Naïma Huber-Yahi est historienne, spécialiste de la musique algérienne et maghrébine en France. Elle revient sur le parcours de Rachid Taha et son apport à la chanson française.
En quoi l’irruption du groupe Carte de séjour, en 1981, marque-t-elle une rupture dans l’histoire de la chanson de l’immigration ?
Naïma Huber-Yahi. Cette irruption est nourrie en amont par plusieurs années de mobilisations auprès des militants des luttes portées par les quartiers dès le début des années 1970. Ce « cri » en provenance de la banlieue lyonnaise, ce « rock beur » est né d’un mélange de mobilisations contre les crimes racistes et sécuritaires et de l’engouement pour la musique d’outre-manche. L’avènement de ce « London Calling » à la Française marque une rupture générationnelle forte avec les aînés qui chantaient les affres de l’exil et la nostalgie de la terre natale. Avec Carte de Séjour, les dimensions politiques et esthétiques changent radicalement : le message sera : « On est ici chez nous » et le métissage rock n’roll et langue arabe dialectale propose une nouvelle fusion d’avant-garde réjouissante.
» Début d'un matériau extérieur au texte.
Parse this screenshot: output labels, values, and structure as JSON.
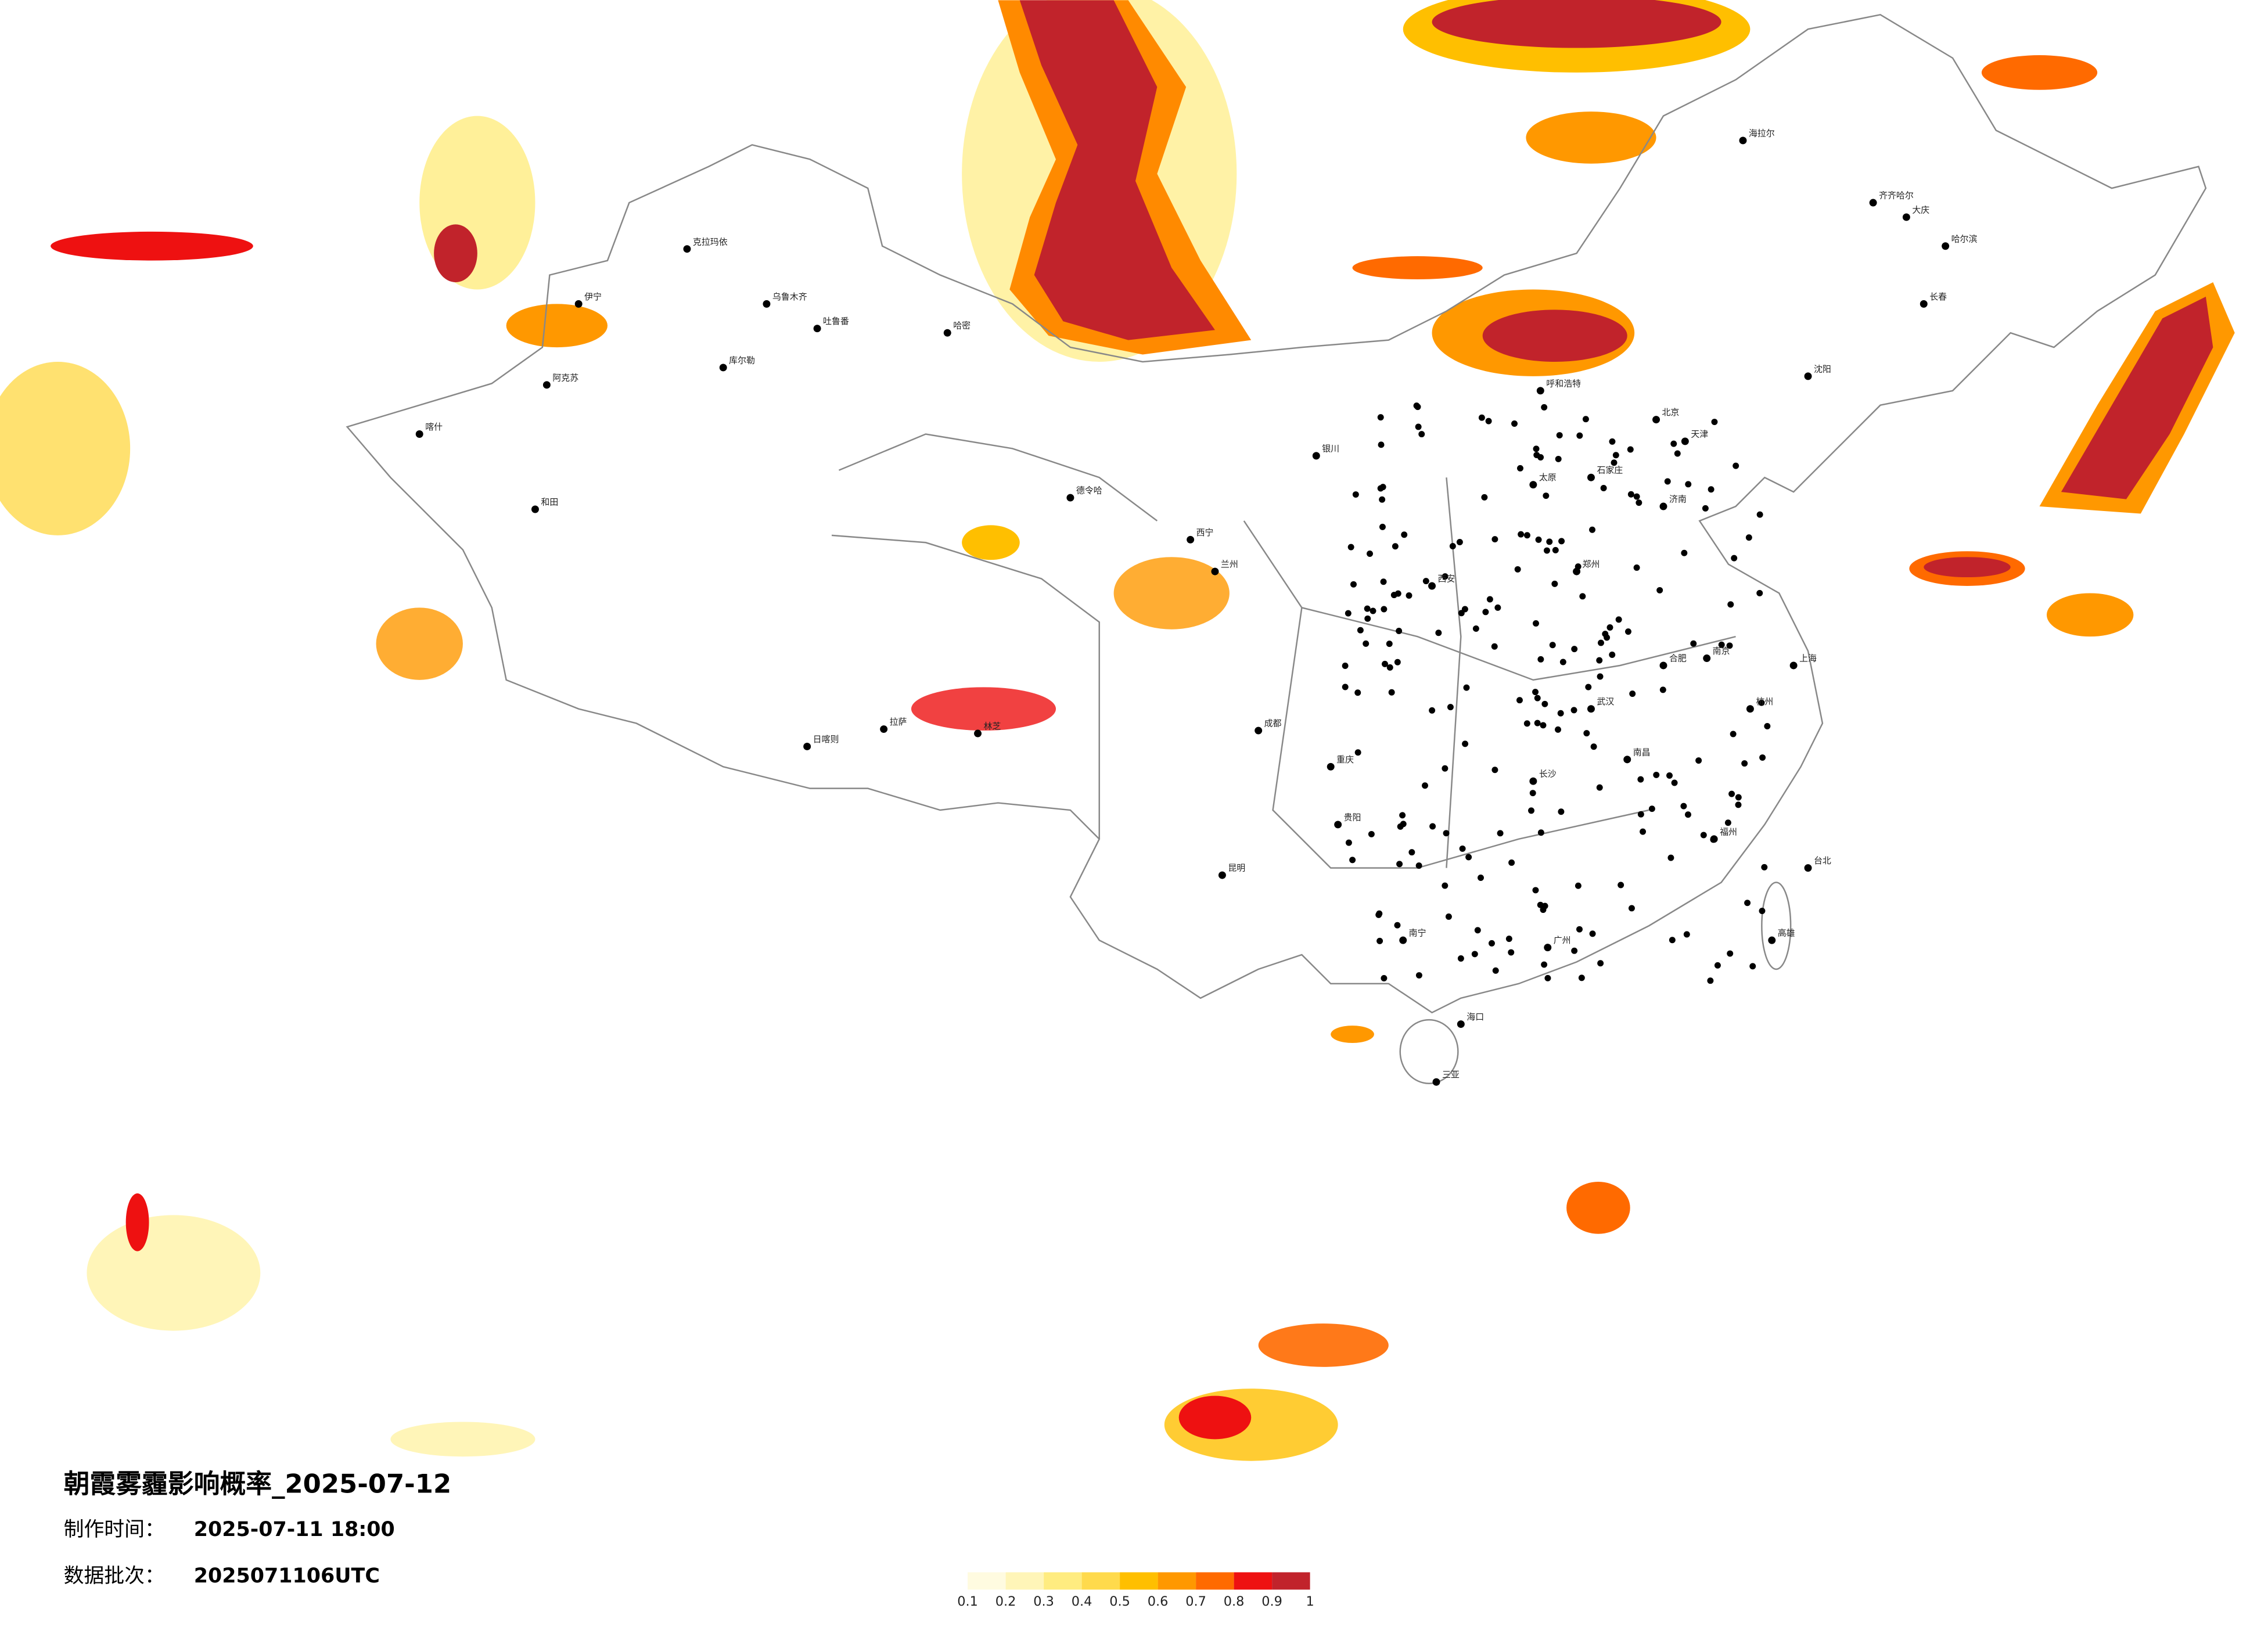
{
  "title": "朝霞雾霾影响概率_2025-07-12",
  "info": [
    {
      "label": "制作时间：",
      "value": "2025-07-11 18:00"
    },
    {
      "label": "数据批次：",
      "value": "2025071106UTC"
    }
  ],
  "legend": {
    "colors": [
      "#fffbe0",
      "#fff5b8",
      "#ffec80",
      "#ffda4c",
      "#ffbf00",
      "#ff9800",
      "#ff6a00",
      "#ee1111",
      "#c1232b"
    ],
    "ticks": [
      0.1,
      0.2,
      0.3,
      0.4,
      0.5,
      0.6,
      0.7,
      0.8,
      0.9,
      1
    ]
  },
  "cities": [
    "克拉玛依",
    "乌鲁木齐",
    "吐鲁番",
    "哈密",
    "库尔勒",
    "阿克苏",
    "喀什",
    "和田",
    "伊宁",
    "日喀则",
    "拉萨",
    "林芝",
    "德令哈",
    "西宁",
    "兰州",
    "银川",
    "成都",
    "重庆",
    "昆明",
    "贵阳",
    "南宁",
    "海口",
    "三亚",
    "广州",
    "长沙",
    "武汉",
    "南昌",
    "福州",
    "杭州",
    "上海",
    "南京",
    "合肥",
    "郑州",
    "济南",
    "石家庄",
    "北京",
    "天津",
    "太原",
    "呼和浩特",
    "西安",
    "沈阳",
    "长春",
    "哈尔滨",
    "齐齐哈尔",
    "大庆",
    "海拉尔",
    "台北",
    "高雄"
  ]
}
Rachid Taha a tout aussi bien puisé dans le patrimoine musical français que dans la tradition algérienne. Comment cette double filiation a-t-elle influencé d’autres artistes ?
Naïma Huber-Yahi. C’est le premier artiste à revendiquer un patrimoine de l’exil et à permettre sa transmission au plus grand nombre. Ses reprises de « Douce France » (1985) de Charles Trenet puis de « Ya Rayah » (1991) de Dahmane El Harrachi résument à elles seules sa démarche patrimoniale : à la fois d’ici et d’ailleurs, il a fait de sa lutte contre le racisme et les discriminations sa source d’inspiration. En cela, il a permis à plusieurs générations d’artistes issus de l’immigration de se réapproprier cette richesse culturelle et patrimoniale dans leurs créations. Je pense ici à de grands artistes comme Mouss et Hakim, qui rencontrent le succès avec Zebda, pointure du patrimoine musical français et qui n’hésitent pas à se réapproprier le répertoire algérien de l’exil en 2007, pour l’offrir en partage à leur public. Suivra la génération des rappeurs comme le 113, le M.A.P., puis HK et les Saltimbanks et bien d’autres qui inscriront leur création dans cette démarche de réappropriation et de patrimoine.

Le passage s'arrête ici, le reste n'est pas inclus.